Hollander kept the yellowed Citizen article detailing her work educating businesses about cancer and prevention. In the photo, she stands beside a car in a dark suit with a flowing white scarf, smiling.

The newspaper asked Hollander for her story after she came to the Baxter Road office in 1980 as part of the “Industrial Cancer Education Service”, a team of six registered nurses who travelled Ontario to educate the public.

“One of the biggest things we were trying to do was break down misconceptions about cancer and fears of cancer,” said Hollander.

She said cancer was very “hush-hush” in those days. People feared they could “catch” it just by sitting next to somebody who had been diagnosed, Hollander said.

For more than 15 years, Hollander travelled all over Eastern Ontario with her trusty visual aid Smoking Sam, whose filter “lungs” turned brown when he “smoked” a cigarette.

After her stint with the education service, she trained volunteers to help deliver the message, and then moved on to community engagement.

“I discovered that health promotion and prevention really did become my passion,” Hollander said.

Before she retired at the beginning of October, Hollander was the regional co-ordinator for Smokers’ Helpline, a confidential service providing help to kick the habit.

A lot of things have changed since Hollander first started roaming around Ontario in her blue and white Pontiac Laurentian with Smoking Sam.

“Imagine now going into workplaces saying, ‘Can somebody give me a cigarette so I can create some second-hand smoke in your workplace?’ ” she said, laughing.

Hollander is very proud of her role in cancer prevention and encouraging personal responsibility for one’s health through diet and lifestyle choices, such as quitting smoking.

However, her greatest achievement was helping to change the perceptions of cancer.

“People were always called cancer “victims”. You don’t hear that wording anymore,” she said.

It’s much more acceptable to talk about “the Big C” and survival rates have increased dramatically, Hollander said.

Statistics from the Canadian Cancer Society for 2015 indicate that 63 per cent of people with cancer will survive at least five years after their diagnosis.

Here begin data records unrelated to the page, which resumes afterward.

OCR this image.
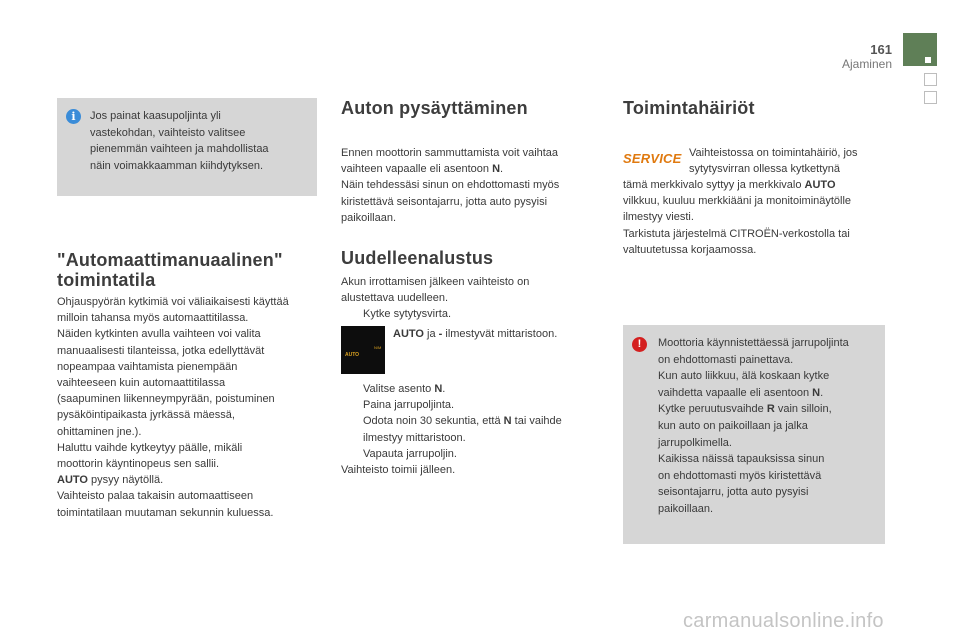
161
Ajaminen
i	Jos painat kaasupoljinta yli
vastekohdan, vaihteisto valitsee
pienemmän vaihteen ja mahdollistaa
näin voimakkaamman kiihdytyksen.
"Automaattimanuaalinen"
toimintatila
Ohjauspyörän kytkimiä voi väliaikaisesti käyttää
milloin tahansa myös automaattitilassa.
Näiden kytkinten avulla vaihteen voi valita
manuaalisesti tilanteissa, jotka edellyttävät
nopeampaa vaihtamista pienempään
vaihteeseen kuin automaattitilassa
(saapuminen liikenneympyrään, poistuminen
pysäköintipaikasta jyrkässä mäessä,
ohittaminen jne.).
Haluttu vaihde kytkeytyy päälle, mikäli
moottorin käyntinopeus sen sallii.
AUTO pysyy näytöllä.
Vaihteisto palaa takaisin automaattiseen
toimintatilaan muutaman sekunnin kuluessa.
Auton pysäyttäminen
Ennen moottorin sammuttamista voit vaihtaa
vaihteen vapaalle eli asentoon N.
Näin tehdessäsi sinun on ehdottomasti myös
kiristettävä seisontajarru, jotta auto pysyisi
paikoillaan.
Uudelleenalustus
Akun irrottamisen jälkeen vaihteisto on
alustettava uudelleen.
Kytke sytytysvirta.
AUTO
N/M
AUTO ja - ilmestyvät mittaristoon.
Valitse asento N.
Paina jarrupoljinta.
Odota noin 30 sekuntia, että N tai vaihde
ilmestyy mittaristoon.
Vapauta jarrupoljin.
Vaihteisto toimii jälleen.
Toimintahäiriöt
SERVICE Vaihteistossa on toimintahäiriö, jos
sytytysvirran ollessa kytkettynä
tämä merkkivalo syttyy ja merkkivalo AUTO
vilkkuu, kuuluu merkkiääni ja monitoiminäytölle
ilmestyy viesti.
Tarkistuta järjestelmä CITROËN-verkostolla tai
valtuutetussa korjaamossa.
!	Moottoria käynnistettäessä jarrupoljinta
on ehdottomasti painettava.
Kun auto liikkuu, älä koskaan kytke
vaihdetta vapaalle eli asentoon N.
Kytke peruutusvaihde R vain silloin,
kun auto on paikoillaan ja jalka
jarrupolkimella.
Kaikissa näissä tapauksissa sinun
on ehdottomasti myös kiristettävä
seisontajarru, jotta auto pysyisi
paikoillaan.
carmanualsonline.info
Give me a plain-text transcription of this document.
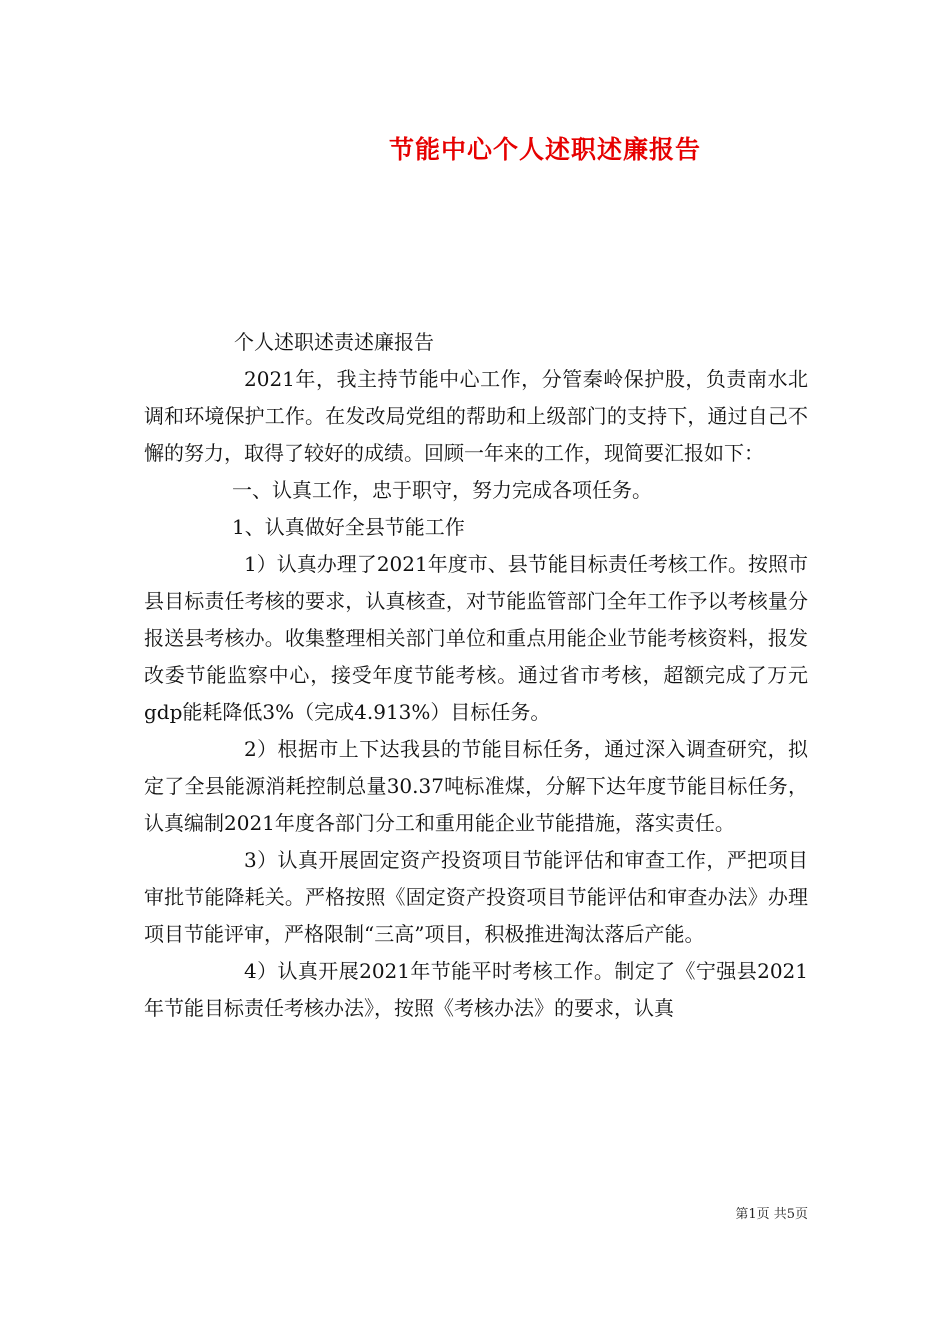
节能中心个人述职述廉报告

个人述职述责述廉报告

2021年，我主持节能中心工作，分管秦岭保护股，负责南水北调和环境保护工作。在发改局党组的帮助和上级部门的支持下，通过自己不懈的努力，取得了较好的成绩。回顾一年来的工作，现简要汇报如下：

一、认真工作，忠于职守，努力完成各项任务。

1、认真做好全县节能工作

1）认真办理了2021年度市、县节能目标责任考核工作。按照市县目标责任考核的要求，认真核查，对节能监管部门全年工作予以考核量分报送县考核办。收集整理相关部门单位和重点用能企业节能考核资料，报发改委节能监察中心，接受年度节能考核。通过省市考核，超额完成了万元gdp能耗降低3%（完成4.913%）目标任务。

2）根据市上下达我县的节能目标任务，通过深入调查研究，拟定了全县能源消耗控制总量30.37吨标准煤，分解下达年度节能目标任务，认真编制2021年度各部门分工和重用能企业节能措施，落实责任。

3）认真开展固定资产投资项目节能评估和审查工作，严把项目审批节能降耗关。严格按照《固定资产投资项目节能评估和审查办法》办理项目节能评审，严格限制“三高”项目，积极推进淘汰落后产能。

4）认真开展2021年节能平时考核工作。制定了《宁强县2021年节能目标责任考核办法》，按照《考核办法》的要求，认真

第1页 共5页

Between 1980 to 1984, survival rates for men were only 40 per cent, while 55 per cent of women were expected to survive.

To the cancer awareness advocates who will be filling her shoes, Hollander said, “Be gentle with your message.”

“Get their story first … it’s amazing what people come up with on their own,” she said.

She looks forward to spending more time hiking, cycling and performing with the Bytown Ukelele Group, who jam once a month and put on volunteer concerts around Ottawa.

Before people think she’s going to just take it easy in her retirement years, she said, Hollander also plans to work with children.